The conclusion of The Ladder of Divine Ascent contains a synthesis of this work in words that the author attributes to God himself: “May this ladder teach you the spiritual disposition for virtue! I am at the top of this ladder, as my great pupil, St. Paul, says: ‘So faith, hope, love remain, these three; but the greatest of these is love (1 Corinthians 13:13)’” (30, 18; 1160).


Lessons for Us Today

Some last questions are raised at this point: Does this work, written by a hermit and a monk who lived 1,400 years ago, still have something to say to us today? Can the life’s journey of a man who lived his whole life on Mount Sinai in the distant past have any relevance for us today?

At first glance, it might seem that the answer is No, because John Climacus is too remote from us today. But if we look closer, we see that the monastic life is merely a good symbol for the baptismal life, for the life of a Christian. In a sense, it reveals in large letters what we write day after day in fine print.

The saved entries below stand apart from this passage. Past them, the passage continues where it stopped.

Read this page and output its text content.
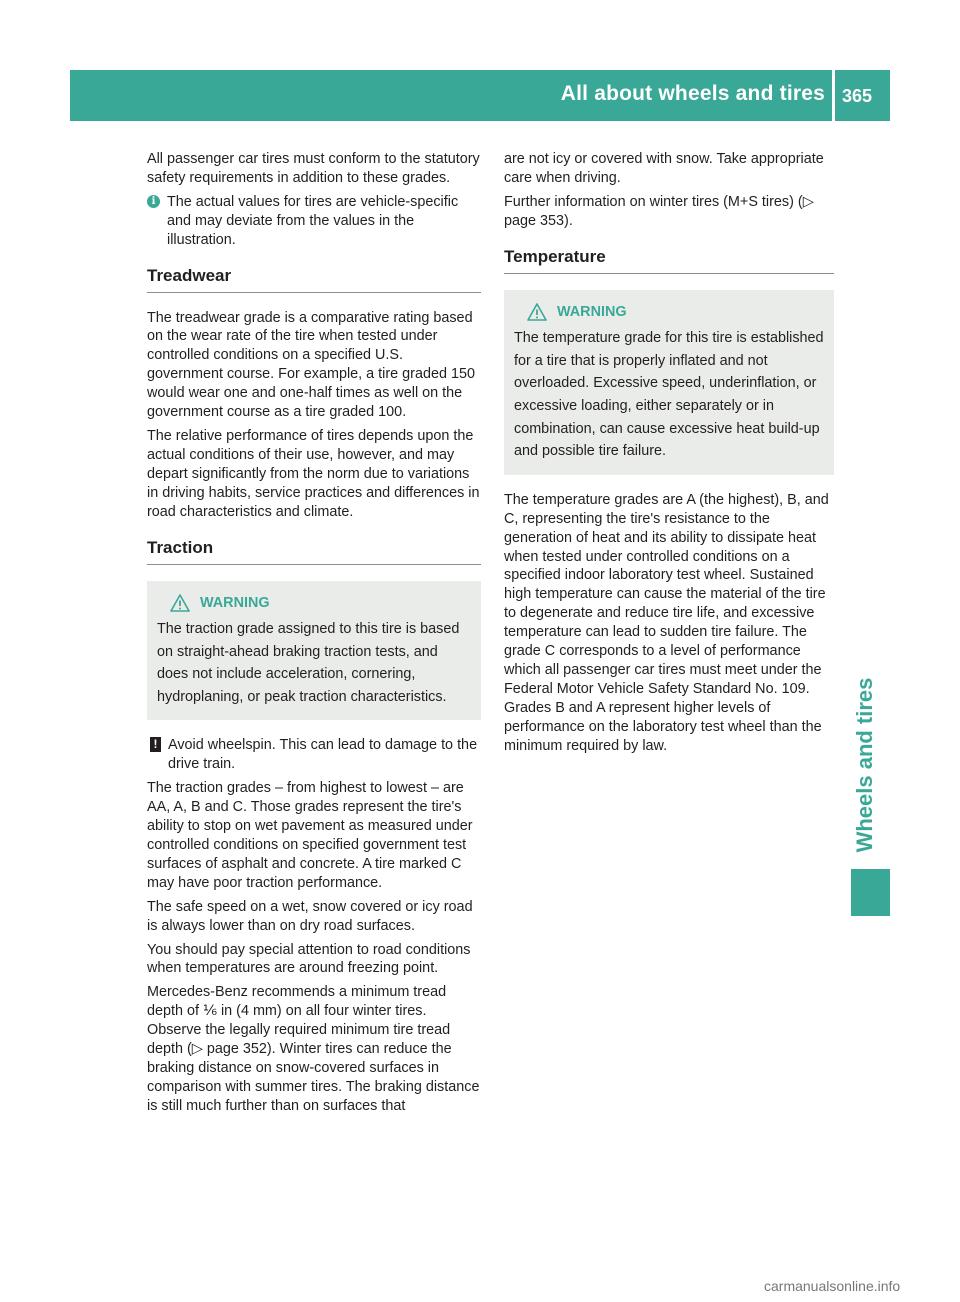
All about wheels and tires 365
Wheels and tires

All passenger car tires must conform to the statutory safety requirements in addition to these grades.

i The actual values for tires are vehicle-specific and may deviate from the values in the illustration.
Treadwear

The treadwear grade is a comparative rating based on the wear rate of the tire when tested under controlled conditions on a specified U.S. government course. For example, a tire graded 150 would wear one and one-half times as well on the government course as a tire graded 100.

The relative performance of tires depends upon the actual conditions of their use, however, and may depart significantly from the norm due to variations in driving habits, service practices and differences in road characteristics and climate.

Traction
WARNING
The traction grade assigned to this tire is based on straight-ahead braking traction tests, and does not include acceleration, cornering, hydroplaning, or peak traction characteristics.
! Avoid wheelspin. This can lead to damage to the drive train.

The traction grades – from highest to lowest – are AA, A, B and C. Those grades represent the tire's ability to stop on wet pavement as measured under controlled conditions on specified government test surfaces of asphalt and concrete. A tire marked C may have poor traction performance.

The safe speed on a wet, snow covered or icy road is always lower than on dry road surfaces.

You should pay special attention to road conditions when temperatures are around freezing point.

Mercedes-Benz recommends a minimum tread depth of ⅙ in (4 mm) on all four winter tires. Observe the legally required minimum tire tread depth (▷ page 352). Winter tires can reduce the braking distance on snow-covered surfaces in comparison with summer tires. The braking distance is still much further than on surfaces that

are not icy or covered with snow. Take appropriate care when driving.

Further information on winter tires (M+S tires) (▷ page 353).

Temperature
WARNING
The temperature grade for this tire is established for a tire that is properly inflated and not overloaded. Excessive speed, underinflation, or excessive loading, either separately or in combination, can cause excessive heat build-up and possible tire failure.

The temperature grades are A (the highest), B, and C, representing the tire's resistance to the generation of heat and its ability to dissipate heat when tested under controlled conditions on a specified indoor laboratory test wheel. Sustained high temperature can cause the material of the tire to degenerate and reduce tire life, and excessive temperature can lead to sudden tire failure. The grade C corresponds to a level of performance which all passenger car tires must meet under the Federal Motor Vehicle Safety Standard No. 109. Grades B and A represent higher levels of performance on the laboratory test wheel than the minimum required by law.

carmanualsonline.info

It is a prophetic symbol that reveals what it means to live as a baptized person in communion with Christ, with his death and his resurrection. It is particularly important for me that the top of the “ladder” — the last steps — are at the same time those initial, fundamental and simple virtues of faith, hope and love. These virtues are not merely accessible to the heroes of moral tales; they are a gift from God for all baptized people. Our life grows in and with these virtues.

The beginning is also the end. The departure point is also the arrival point. The entire path leads to faith, hope and charity, which are a more radical and ever-growing reality.

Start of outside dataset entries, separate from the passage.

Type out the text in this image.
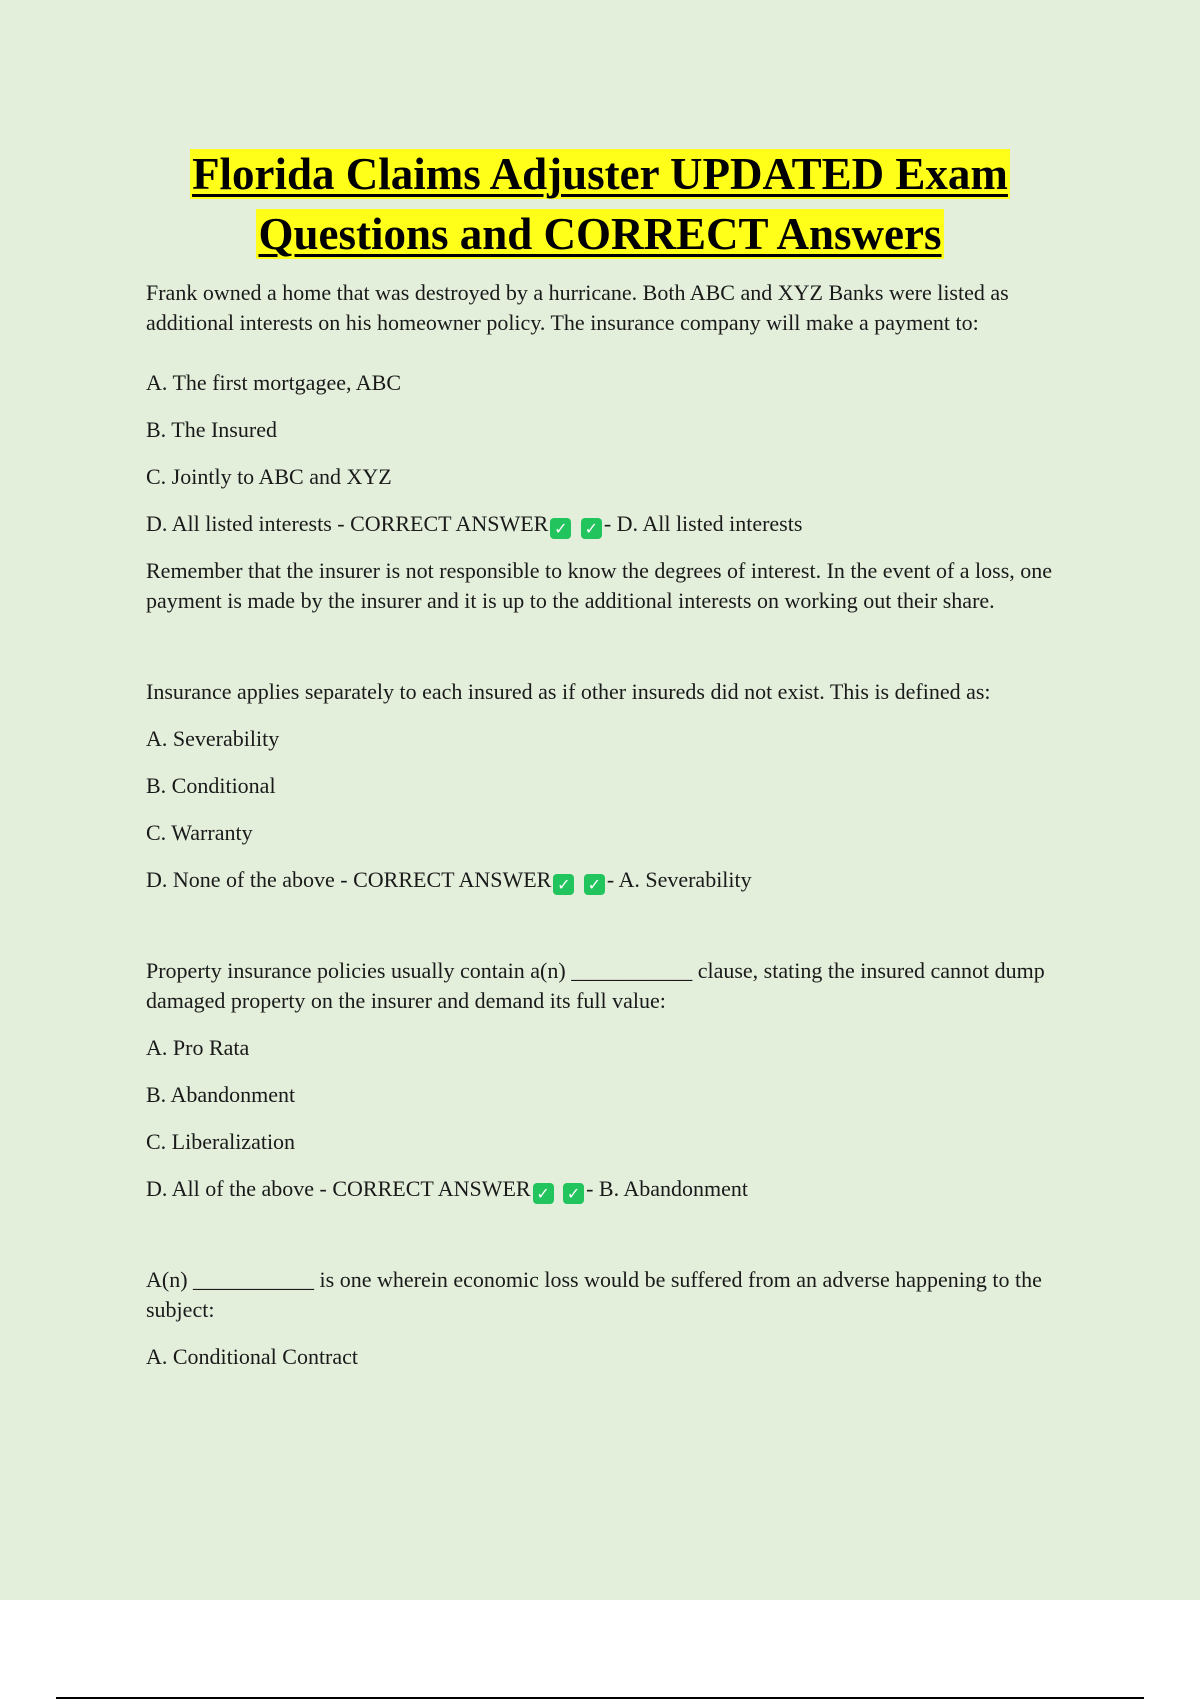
Florida Claims Adjuster UPDATED Exam
Questions and CORRECT Answers

Frank owned a home that was destroyed by a hurricane. Both ABC and XYZ Banks were listed as additional interests on his homeowner policy. The insurance company will make a payment to:

A. The first mortgagee, ABC

B. The Insured

C. Jointly to ABC and XYZ

D. All listed interests - CORRECT ANSWER ✓ ✓ - D. All listed interests

Remember that the insurer is not responsible to know the degrees of interest. In the event of a loss, one payment is made by the insurer and it is up to the additional interests on working out their share.

Insurance applies separately to each insured as if other insureds did not exist. This is defined as:

A. Severability

B. Conditional

C. Warranty

D. None of the above - CORRECT ANSWER ✓ ✓ - A. Severability

Property insurance policies usually contain a(n) ___________ clause, stating the insured cannot dump damaged property on the insurer and demand its full value:

A. Pro Rata

B. Abandonment

C. Liberalization

D. All of the above - CORRECT ANSWER ✓ ✓ - B. Abandonment

A(n) ___________ is one wherein economic loss would be suffered from an adverse happening to the subject:

A. Conditional Contract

The entire ascent is present in these virtues. Faith is of fundamental importance because this virtue implies that I give up my arrogance — my own thoughts — as well as any claim to judge for myself without recourse to others. This path to humility, towards spiritual infancy, is necessary. It requires us to overcome any arrogance, whereby we say, “I know better — in my own time, during this 21st century — than all those could have ever known at that time.”

Instead, we have to entrust ourselves only to sacred Scripture, in the word of the Lord, and, in humility, look toward the horizon of faith so as to enter the immensity of this universe, of God’s world. In this way, our spirit — the sensitivity of our hearts to God — will grow.

John Climacus rightly tells us that only hope can make us capable of living in charity — the hope with which we transcend everyday things, not expecting success during our days here on earth, but awaiting, in the end, the revelation of God himself.

It is only by expanding our spirit, by transcending ourselves, that our lives become great and that we are able to sustain the difficulties and the disappointments of daily life — and that we can be good to others without expecting a reward in return.

Only if there is God, that great hope to which I am drawn, can I take the little steps in my daily life that enable me to learn to love.

The mystery of prayer, of personal knowledge of Jesus — simple prayer that aims only to touch the heart of the divine Teacher — is hidden in charity. In this way, our own heart opens up and learns goodness directly from him — from his love.

Let us make use, then, of this “ladder” of faith, hope and charity. In this way, we can attain true life.